Israeli forces today demolished an agricultural room in Nahalin town, west of Bethlehem, according to a local official.

The acting head of the town council, Ibrahim Ghayatha, said that a sizable Israeli army force escorted a bulldozer into the southern part of the town, knon as Shi‘b Abu Ghazaleh, where they heavy machinery tore down the roof of the structure before workers demolished the walls.

Almost a week ago, the soldiers demolished four tin sheds belonging to the town residents.

Israel demolishes Palestinian houses and structures almost on a daily basis as a means to achieve “demographic control” of the occupied territories.

Israel denies planning permits for Palestinians to build on their own land or to extend existing houses to accommodate natural growth, particularly in Jerusalem and Area C, which constitutes 60 percent of the occupied West Bank and falls under full Israeli military rule, forcing residents to build without obtaining rarely-granted permits to provide shelters for their families.
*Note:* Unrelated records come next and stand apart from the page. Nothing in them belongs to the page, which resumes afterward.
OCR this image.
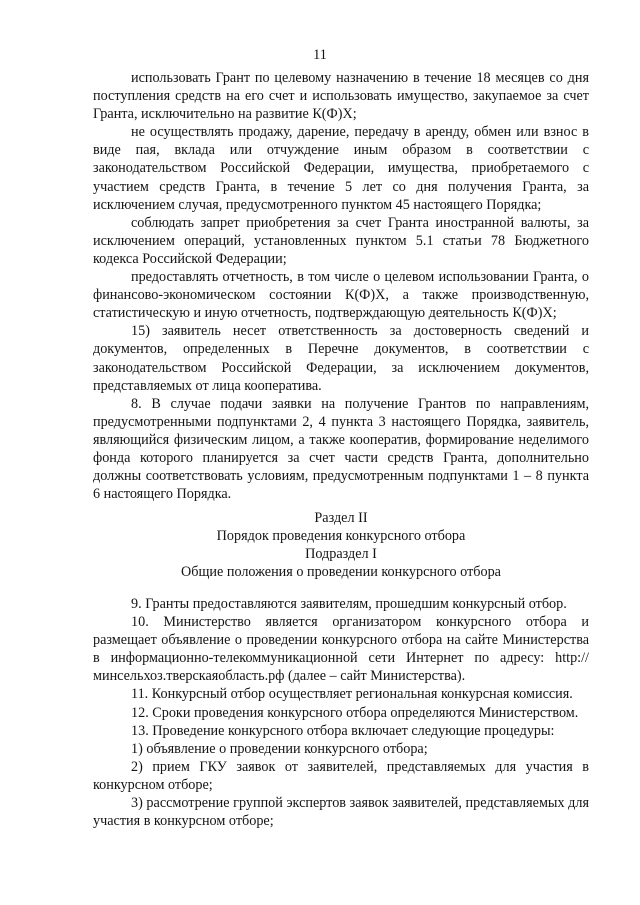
11

использовать Грант по целевому назначению в течение 18 месяцев со дня поступления средств на его счет и использовать имущество, закупаемое за счет Гранта, исключительно на развитие К(Ф)Х;

не осуществлять продажу, дарение, передачу в аренду, обмен или взнос в виде пая, вклада или отчуждение иным образом в соответствии с законодательством Российской Федерации, имущества, приобретаемого с участием средств Гранта, в течение 5 лет со дня получения Гранта, за исключением случая, предусмотренного пунктом 45 настоящего Порядка;

соблюдать запрет приобретения за счет Гранта иностранной валюты, за исключением операций, установленных пунктом 5.1 статьи 78 Бюджетного кодекса Российской Федерации;

предоставлять отчетность, в том числе о целевом использовании Гранта, о финансово-экономическом состоянии К(Ф)Х, а также производственную, статистическую и иную отчетность, подтверждающую деятельность К(Ф)Х;

15) заявитель несет ответственность за достоверность сведений и документов, определенных в Перечне документов, в соответствии с законодательством Российской Федерации, за исключением документов, представляемых от лица кооператива.

8. В случае подачи заявки на получение Грантов по направлениям, предусмотренными подпунктами 2, 4 пункта 3 настоящего Порядка, заявитель, являющийся физическим лицом, а также кооператив, формирование неделимого фонда которого планируется за счет части средств Гранта, дополнительно должны соответствовать условиям, предусмотренным подпунктами 1 – 8 пункта 6 настоящего Порядка.

Раздел II
Порядок проведения конкурсного отбора
Подраздел I
Общие положения о проведении конкурсного отбора

9. Гранты предоставляются заявителям, прошедшим конкурсный отбор.

10. Министерство является организатором конкурсного отбора и размещает объявление о проведении конкурсного отбора на сайте Министерства в информационно-телекоммуникационной сети Интернет по адресу: http://минсельхоз.тверскаяобласть.рф (далее – сайт Министерства).

11. Конкурсный отбор осуществляет региональная конкурсная комиссия.

12. Сроки проведения конкурсного отбора определяются Министерством.

13. Проведение конкурсного отбора включает следующие процедуры:

1) объявление о проведении конкурсного отбора;

2) прием ГКУ заявок от заявителей, представляемых для участия в конкурсном отборе;

3) рассмотрение группой экспертов заявок заявителей, представляемых для участия в конкурсном отборе;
In contrast, Israel argues that building within existing colonial settlements is necessary to accommodate the “natural growth” of settlers. Therefore, it much more easily gives the over 700,000 Jewish Israeli settlers there building permits and provides them with roads, electricity, water and sewage systems that remain inaccessible to many neighboring Palestinians.

The “Civil Administration” is the name Israel gives to the body administering its military occupation of the West Bank.

Soldiers in the oxymoronically named Civil Administration determine where Palestinians may live, where and when they may travel (including to other parts of the occupied territories like Gaza and East Jerusalem), whether they can build or expand homes on their own land, whether they own that land at all, whether an Israeli settler can takeover that land among others.